Much has been made in recent days – at the G8 summit and elsewhere – of Israel’s right to retaliate against the capture of its soldiers, or attacks on its troops on its own sovereign territory. Some, such as those in the US administration, seem to believe that Israel has an unqualified licence to hit back at its enemies no matter what the cost. And even those willing to recognise that there may be a problem tend to couch it in terms of Israel’s “disproportionate use of force” rather than its basic right to take military action.
But what is at stake here is not proportionality or the issue of self-defence, but symmetry and equivalence. Israel is staking a claim to the exclusive use of force as an instrument of policy and punishment, and is seeking to deny any opposing state or non-state actor a similar right. It is also largely succeeding in portraying its own “right to self-defence” as beyond question, while denying anyone else the same. And the international community is effectively endorsing Israel’s stance on both counts.
From an Arab point of view this cannot be right. There is no reason in the world why Israel should be able to enter Arab sovereign soil to occupy, destroy, kidnap and eliminate its perceived foes – repeatedly, with impunity and without restraint – while the Arab side cannot do the same. And if the Arab states are unable or unwilling to do so then the job should fall to those who can.
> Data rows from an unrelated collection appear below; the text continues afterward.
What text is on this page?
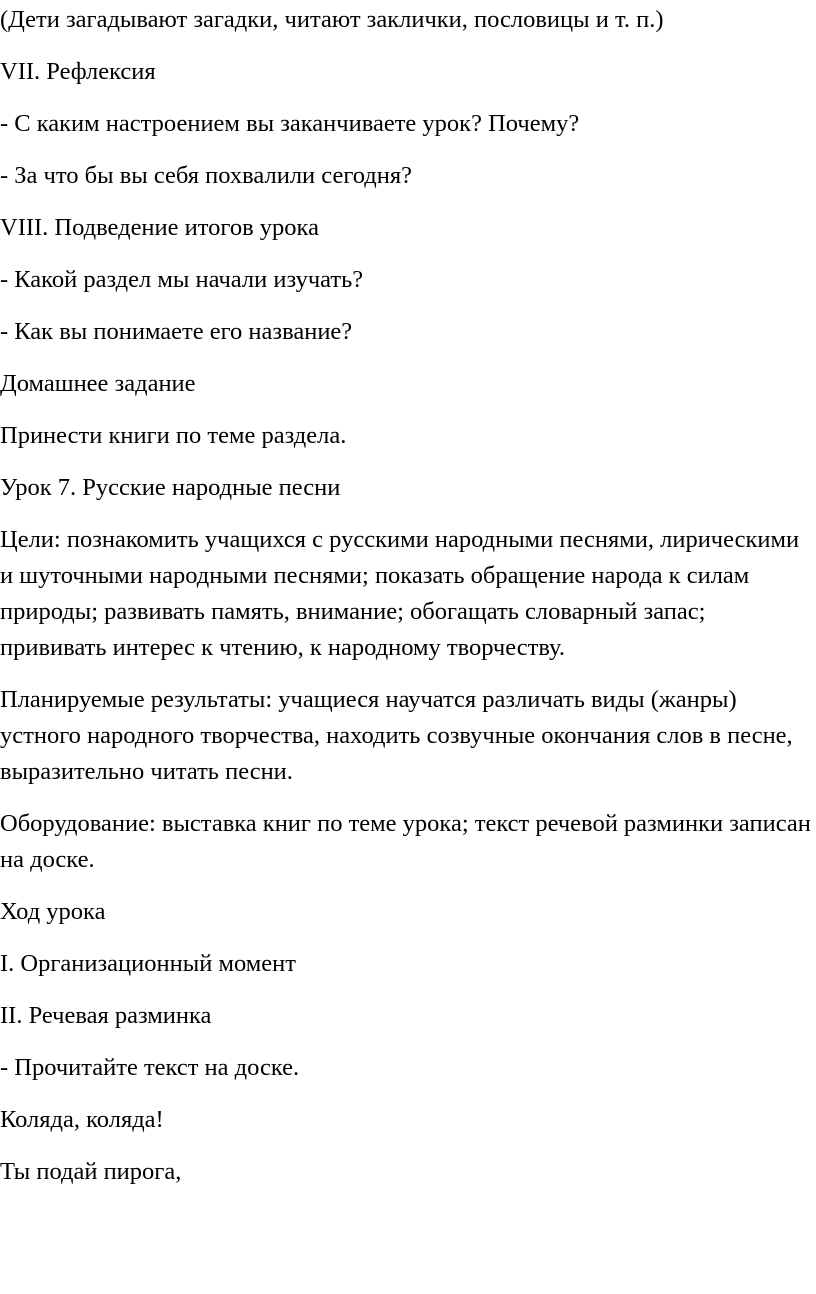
(Дети загадывают загадки, читают заклички, пословицы и т. п.)

VII. Рефлексия

- С каким настроением вы заканчиваете урок? Почему?

- За что бы вы себя похвалили сегодня?

VIII. Подведение итогов урока

- Какой раздел мы начали изучать?

- Как вы понимаете его название?

Домашнее задание

Принести книги по теме раздела.

Урок 7. Русские народные песни

Цели: познакомить учащихся с русскими народными песнями, лирическими и шуточными народными песнями; показать обращение народа к силам природы; развивать память, внимание; обогащать словарный запас; прививать интерес к чтению, к народному творчеству.

Планируемые результаты: учащиеся научатся различать виды (жанры) устного народного творчества, находить созвучные окончания слов в песне, выразительно читать песни.

Оборудование: выставка книг по теме урока; текст речевой разминки записан на доске.

Ход урока

I. Организационный момент

II. Речевая разминка

- Прочитайте текст на доске.

Коляда, коляда!

Ты подай пирога,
It is important to bear in mind that in both the case of the Hamas raid that led to the invasion of Gaza and the Hizbullah attack that led to the assault on Lebanon it was Israel’s regular armed forces, not its civilians, that were targeted. It is hard to see how this can be filed under the rubric of “terrorism”, rather than a straightforward tactical defeat for Israel’s much-vaunted military machine; one that Israel seems loth to acknowledge.
(Source: The Guardian)
It’s these kind of bald-faced double standards that make a mockery of Bush’s War On Terror. No reasonable person, Israeli, Arab or otherwise, wants their families blown to bits by the actions of lunatics with bombs. But until we value all human lives as being equally valuable, the terror promoters will be able to use the disparity to recruit people to their cause.
And the missiles will keep raining down on both sides, on ordinary people who want no part in any war.